After all that fun and a bath (which thankfully is one routine that almost always goes well) comes the time of day I hate the most, the time that taxes my patience to its absolute limits every day: bedtime.
My 21-month-old used to be willing to sleep only in our bed. Thankfully around 16 months, we got her to sleep in her own bed, but her bed is still in our room (as her sister's was at the same age). My 4-year-old decided a couple months ago that she's afraid to sleep in her room, and if we try to make her go to sleep in there, it results in endless crying and wailing that we just don't have the energy for at that late hour. So she brings her pillow and blanket into our bed, I lie down next to her, and her little sister gets in her bed.

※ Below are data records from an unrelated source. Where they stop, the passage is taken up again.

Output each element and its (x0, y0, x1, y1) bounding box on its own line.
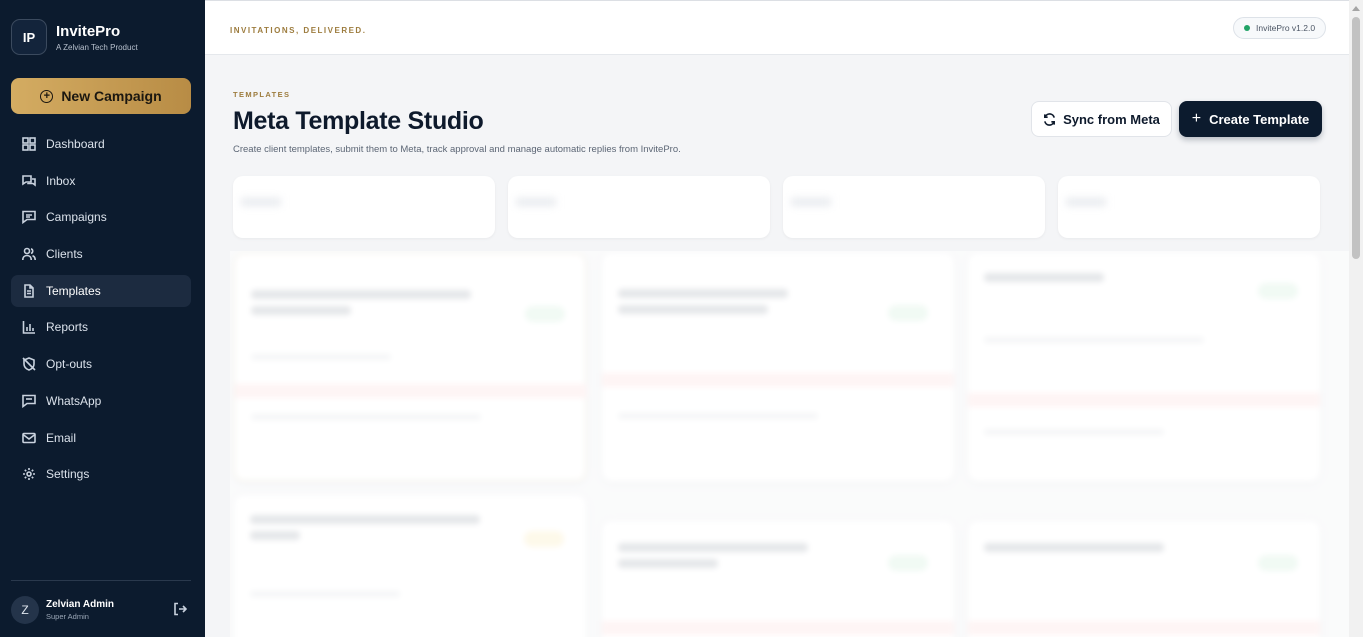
brand-logo: IP (11, 19, 47, 55)
message-icon (22, 211, 36, 225)
user-name: Zelvian Admin (46, 599, 114, 610)
sidebar-item-label: Inbox (46, 173, 76, 188)
stat-card (783, 176, 1045, 238)
sidebar-item-label: WhatsApp (46, 393, 102, 408)
shield-off-icon (22, 357, 36, 371)
refresh-icon (1044, 112, 1056, 126)
template-grid (230, 251, 1349, 637)
sidebar-item-templates[interactable]: Templates (11, 274, 191, 307)
page-title: Meta Template Studio (233, 107, 484, 135)
sync-from-meta-button[interactable]: Sync from Meta (1031, 101, 1172, 137)
sidebar-item-settings[interactable]: Settings (11, 458, 191, 490)
mail-icon (22, 432, 36, 443)
sidebar-item-opt-outs[interactable]: Opt-outs (11, 348, 191, 380)
logout-button[interactable] (173, 602, 188, 621)
sidebar-divider (11, 580, 191, 581)
stat-card (1058, 176, 1320, 238)
sidebar-item-label: Campaigns (46, 210, 107, 225)
user-profile: Z Zelvian Admin Super Admin (11, 596, 191, 624)
brand-name: InvitePro (56, 22, 121, 40)
message-square-icon (22, 394, 36, 408)
sidebar-item-dashboard[interactable]: Dashboard (11, 128, 191, 160)
sidebar-item-label: Settings (46, 467, 90, 482)
avatar: Z (11, 596, 39, 624)
bar-chart-icon (22, 321, 35, 335)
sidebar-item-label: Clients (46, 247, 83, 262)
file-icon (24, 283, 34, 298)
create-template-button[interactable]: + Create Template (1179, 101, 1322, 137)
sidebar-item-label: Opt-outs (46, 357, 93, 372)
scroll-thumb[interactable] (1352, 17, 1360, 259)
version-badge: InvitePro v1.2.0 (1233, 17, 1327, 39)
tagline: INVITATIONS, DELIVERED. (230, 26, 367, 35)
plus-circle-icon: + (40, 89, 54, 103)
status-dot-icon (1244, 25, 1250, 31)
topbar: INVITATIONS, DELIVERED. InvitePro v1.2.0 (205, 0, 1349, 55)
grid-icon (22, 137, 36, 151)
sidebar-item-campaigns[interactable]: Campaigns (11, 201, 191, 233)
user-role: Super Admin (46, 612, 89, 621)
logout-icon (174, 602, 188, 616)
page-subtitle: Create client templates, submit them to … (233, 144, 681, 155)
page-eyebrow: TEMPLATES (233, 90, 291, 99)
new-campaign-label: New Campaign (61, 88, 162, 104)
sidebar: IP InvitePro A Zelvian Tech Product + Ne… (0, 0, 205, 637)
sidebar-item-inbox[interactable]: Inbox (11, 165, 191, 197)
brand[interactable]: IP InvitePro A Zelvian Tech Product (11, 19, 138, 55)
sidebar-item-whatsapp[interactable]: WhatsApp (11, 385, 191, 417)
sidebar-nav: Dashboard Inbox Campaigns Clients Templa… (11, 128, 191, 495)
version-label: InvitePro v1.2.0 (1256, 23, 1316, 33)
scroll-up-icon[interactable] (1352, 6, 1360, 11)
blur-overlay (230, 251, 1349, 637)
chat-icon (22, 174, 36, 187)
sidebar-item-reports[interactable]: Reports (11, 311, 191, 343)
new-campaign-button[interactable]: + New Campaign (11, 78, 191, 114)
sidebar-item-label: Reports (46, 320, 89, 335)
brand-subtitle: A Zelvian Tech Product (56, 42, 138, 52)
sync-label: Sync from Meta (1063, 111, 1160, 127)
stat-card (508, 176, 770, 238)
scrollbar[interactable] (1349, 0, 1363, 637)
gear-icon (23, 468, 35, 481)
users-icon (22, 247, 36, 261)
sidebar-item-email[interactable]: Email (11, 422, 191, 454)
create-label: Create Template (1209, 111, 1310, 127)
plus-icon: + (1191, 110, 1202, 127)
sidebar-item-label: Email (46, 430, 77, 445)
stat-card (233, 176, 495, 238)
sidebar-item-label: Dashboard (46, 137, 105, 151)
sidebar-item-clients[interactable]: Clients (11, 238, 191, 270)
sidebar-item-label: Templates (46, 283, 101, 298)
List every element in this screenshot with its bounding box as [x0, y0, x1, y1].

We say our goodnights, we play, we read a story or two, and then we turn the lights off. All this is done while repeatedly telling both not to jump on our bed, to get off of the bed, not to hit each other, and not to spill their sippy cups on our bed. They take a good hour to settle down every night. For the first half hour, they want to play with me or with each other, then for the second half hour, they start to poop out and get tired, and I lie there and play Words With Friends with my husband on my phone or read a book on my Kindle until they are totally out. If I try to leave before they are both totally out, it results in them either waking fully and wanting to play some more or crying and wailing. In short, it's exhausting and frustrating as hell.
I got out of this torturous routine for one night last week, when I was too busy cleaning and baking for my daughter's fourth birthday party to do the hour of bedtime hell. That night, my husband took over and after the usual hour, he came out looking bedraggled, bewildered and completely spent. I looked at him and he said, "That was like trying to escape from a demon baby serpent's lair."
That truly is the most accurate description possible! Me, I had a great time that night mopping the floor, scrubbing toilets and baking cupcakes and a cake. I would take that over putting the kids to bed any time!
What does your kids' bedtime look like? How about dinner? What is your kids' absolute worst time of day?